= Eihei Kōroku =

Collection of works

Eihei Kōroku, also known by its English translation Dōgen's Extensive Record, is a ten volume collection of works by the Sōtō Zen monk Eihei Dōgen. The bulk of the text, accounting for volumes one through seven, are "Dharma hall discourses" (jōdō; 上堂), which are highly formalized Dharma talks, given from 1236 to 1252. Volume eight consists of "informal meetings" (shōsan; 小參) that would have taken place in Dōgen's quarters with select groups of monks, as well as "Dharma words" (hōgo; 法語), which were letters containing practice instructions to specific students. Volume nine includes a collection of 90 traditional kōans with verse commentary by Dōgen, while volume 10 collects his Chinese poetry.

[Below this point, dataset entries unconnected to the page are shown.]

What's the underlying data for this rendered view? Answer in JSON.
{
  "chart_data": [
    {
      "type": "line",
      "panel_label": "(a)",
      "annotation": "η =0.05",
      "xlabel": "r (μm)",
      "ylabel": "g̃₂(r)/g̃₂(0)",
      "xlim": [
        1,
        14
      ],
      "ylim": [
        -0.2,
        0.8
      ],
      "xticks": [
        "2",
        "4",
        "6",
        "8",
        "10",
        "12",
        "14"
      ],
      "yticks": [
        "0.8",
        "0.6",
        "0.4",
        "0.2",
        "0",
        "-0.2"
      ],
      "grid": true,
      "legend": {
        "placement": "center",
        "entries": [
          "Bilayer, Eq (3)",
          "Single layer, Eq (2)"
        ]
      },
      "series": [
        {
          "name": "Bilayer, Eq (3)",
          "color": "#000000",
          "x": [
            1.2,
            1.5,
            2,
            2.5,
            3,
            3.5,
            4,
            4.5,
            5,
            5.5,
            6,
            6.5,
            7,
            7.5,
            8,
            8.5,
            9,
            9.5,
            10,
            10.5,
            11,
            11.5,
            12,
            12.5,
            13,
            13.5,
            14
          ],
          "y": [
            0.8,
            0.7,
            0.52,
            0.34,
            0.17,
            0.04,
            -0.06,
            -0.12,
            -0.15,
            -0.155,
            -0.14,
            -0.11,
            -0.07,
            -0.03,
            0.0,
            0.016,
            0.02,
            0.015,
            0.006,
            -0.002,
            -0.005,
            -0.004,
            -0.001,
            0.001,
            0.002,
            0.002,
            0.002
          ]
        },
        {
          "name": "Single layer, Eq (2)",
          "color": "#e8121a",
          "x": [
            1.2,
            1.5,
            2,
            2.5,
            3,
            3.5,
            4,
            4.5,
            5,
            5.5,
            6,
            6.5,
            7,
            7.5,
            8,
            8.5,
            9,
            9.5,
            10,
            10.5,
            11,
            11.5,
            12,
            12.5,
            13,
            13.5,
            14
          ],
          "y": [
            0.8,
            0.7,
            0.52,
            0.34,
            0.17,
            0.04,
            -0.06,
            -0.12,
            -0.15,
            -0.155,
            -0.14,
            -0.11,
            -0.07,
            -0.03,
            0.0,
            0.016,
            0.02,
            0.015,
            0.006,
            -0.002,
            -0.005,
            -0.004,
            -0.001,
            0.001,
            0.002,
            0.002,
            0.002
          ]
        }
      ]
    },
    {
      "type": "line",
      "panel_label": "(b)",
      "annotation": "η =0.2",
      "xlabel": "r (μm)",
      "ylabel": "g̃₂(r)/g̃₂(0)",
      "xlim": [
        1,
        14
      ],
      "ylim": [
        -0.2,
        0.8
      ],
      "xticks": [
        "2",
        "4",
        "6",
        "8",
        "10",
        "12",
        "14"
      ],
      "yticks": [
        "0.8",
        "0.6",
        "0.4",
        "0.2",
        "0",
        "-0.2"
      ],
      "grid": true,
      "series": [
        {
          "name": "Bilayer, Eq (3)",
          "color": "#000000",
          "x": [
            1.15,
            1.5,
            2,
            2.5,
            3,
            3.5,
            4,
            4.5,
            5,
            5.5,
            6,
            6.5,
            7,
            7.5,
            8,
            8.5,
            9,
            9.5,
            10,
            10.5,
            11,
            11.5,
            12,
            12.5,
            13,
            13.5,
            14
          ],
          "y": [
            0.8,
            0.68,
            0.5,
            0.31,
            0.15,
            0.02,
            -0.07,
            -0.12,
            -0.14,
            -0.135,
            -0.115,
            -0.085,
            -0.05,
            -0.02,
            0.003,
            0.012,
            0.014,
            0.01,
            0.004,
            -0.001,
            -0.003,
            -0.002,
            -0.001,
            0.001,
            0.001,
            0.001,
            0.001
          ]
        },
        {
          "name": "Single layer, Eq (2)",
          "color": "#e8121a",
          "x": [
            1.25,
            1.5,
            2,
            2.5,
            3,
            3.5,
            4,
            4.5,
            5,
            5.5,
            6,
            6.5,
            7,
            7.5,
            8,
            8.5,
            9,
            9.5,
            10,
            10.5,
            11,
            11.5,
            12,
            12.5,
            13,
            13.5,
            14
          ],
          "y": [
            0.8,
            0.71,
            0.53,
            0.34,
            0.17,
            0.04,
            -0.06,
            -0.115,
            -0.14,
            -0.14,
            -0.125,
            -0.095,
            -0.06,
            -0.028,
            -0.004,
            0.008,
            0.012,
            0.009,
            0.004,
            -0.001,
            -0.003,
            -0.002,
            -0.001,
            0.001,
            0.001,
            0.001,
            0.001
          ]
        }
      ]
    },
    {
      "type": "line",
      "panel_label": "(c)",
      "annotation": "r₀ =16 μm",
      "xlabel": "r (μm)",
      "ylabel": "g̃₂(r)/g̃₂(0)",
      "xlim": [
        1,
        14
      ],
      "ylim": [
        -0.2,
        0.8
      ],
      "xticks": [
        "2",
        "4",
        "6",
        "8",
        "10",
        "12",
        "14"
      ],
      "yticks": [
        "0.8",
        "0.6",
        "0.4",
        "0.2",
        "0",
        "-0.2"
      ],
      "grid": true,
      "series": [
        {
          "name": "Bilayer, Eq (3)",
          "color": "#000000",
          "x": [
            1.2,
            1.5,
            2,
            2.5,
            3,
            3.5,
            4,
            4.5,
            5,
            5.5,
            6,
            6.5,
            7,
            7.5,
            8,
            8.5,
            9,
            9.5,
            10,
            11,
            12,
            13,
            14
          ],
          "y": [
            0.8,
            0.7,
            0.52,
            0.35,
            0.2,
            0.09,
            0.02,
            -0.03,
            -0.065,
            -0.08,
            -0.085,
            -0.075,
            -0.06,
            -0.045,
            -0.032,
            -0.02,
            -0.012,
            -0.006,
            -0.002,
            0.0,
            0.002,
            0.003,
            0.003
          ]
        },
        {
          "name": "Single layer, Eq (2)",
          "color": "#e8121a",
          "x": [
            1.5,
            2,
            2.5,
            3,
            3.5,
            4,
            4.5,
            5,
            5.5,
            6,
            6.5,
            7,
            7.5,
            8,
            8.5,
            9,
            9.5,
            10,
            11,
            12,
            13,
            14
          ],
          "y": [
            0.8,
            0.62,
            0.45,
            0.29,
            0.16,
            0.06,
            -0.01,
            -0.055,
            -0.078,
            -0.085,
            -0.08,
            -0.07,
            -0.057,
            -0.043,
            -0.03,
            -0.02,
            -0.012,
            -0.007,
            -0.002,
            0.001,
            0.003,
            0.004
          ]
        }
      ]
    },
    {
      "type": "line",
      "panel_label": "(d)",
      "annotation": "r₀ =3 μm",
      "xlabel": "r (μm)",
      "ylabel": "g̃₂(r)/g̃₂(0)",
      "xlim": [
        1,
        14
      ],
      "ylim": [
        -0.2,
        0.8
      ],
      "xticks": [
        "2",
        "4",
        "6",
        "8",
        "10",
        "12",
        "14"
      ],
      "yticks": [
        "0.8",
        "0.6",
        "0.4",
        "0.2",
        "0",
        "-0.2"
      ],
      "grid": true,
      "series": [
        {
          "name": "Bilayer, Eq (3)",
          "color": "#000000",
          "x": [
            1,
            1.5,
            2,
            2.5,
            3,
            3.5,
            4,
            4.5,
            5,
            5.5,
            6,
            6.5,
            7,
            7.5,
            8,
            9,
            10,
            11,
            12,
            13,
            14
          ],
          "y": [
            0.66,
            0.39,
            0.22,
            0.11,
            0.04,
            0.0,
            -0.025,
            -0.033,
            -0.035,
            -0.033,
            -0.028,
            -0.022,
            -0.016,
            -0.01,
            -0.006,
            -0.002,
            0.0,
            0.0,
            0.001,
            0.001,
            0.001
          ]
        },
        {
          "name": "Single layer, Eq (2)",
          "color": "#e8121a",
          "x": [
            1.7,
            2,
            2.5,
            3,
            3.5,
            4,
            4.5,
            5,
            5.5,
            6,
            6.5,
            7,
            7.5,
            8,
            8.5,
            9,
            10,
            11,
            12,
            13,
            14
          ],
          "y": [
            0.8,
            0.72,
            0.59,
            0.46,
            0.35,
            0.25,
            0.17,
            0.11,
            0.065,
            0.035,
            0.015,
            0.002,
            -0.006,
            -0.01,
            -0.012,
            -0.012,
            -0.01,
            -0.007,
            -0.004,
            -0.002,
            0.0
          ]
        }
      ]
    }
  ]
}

Unlike Dōgen's other major work the Shōbōgenzō, which was written in vernacular Late Middle Japanese, the text of Eihei Kōroku is written in the Japanese version of Classical Chinese, known as Kanbun. While Dōgen is also better known for the essays that make up the Shōbōgenzō, most of them were completed by 1244. After that date, nearly coinciding with his move from Kyoto to Eihei-ji, he wrote 405 of the 531 Dharma hall discourses that make up Eihei Kōroku, indicating that he may have come to prefer the jōdō format over the jishu style used in the Shōbōgenzō essays. Taigen Dan Leighton, a modern Zen priest and translator of the Eihei Kōroku, believes that the Dharma hall discourses tell us more about Dōgen the individual than the Shōbōgenzō as they reveal his training methodology, humor, and even emotional states.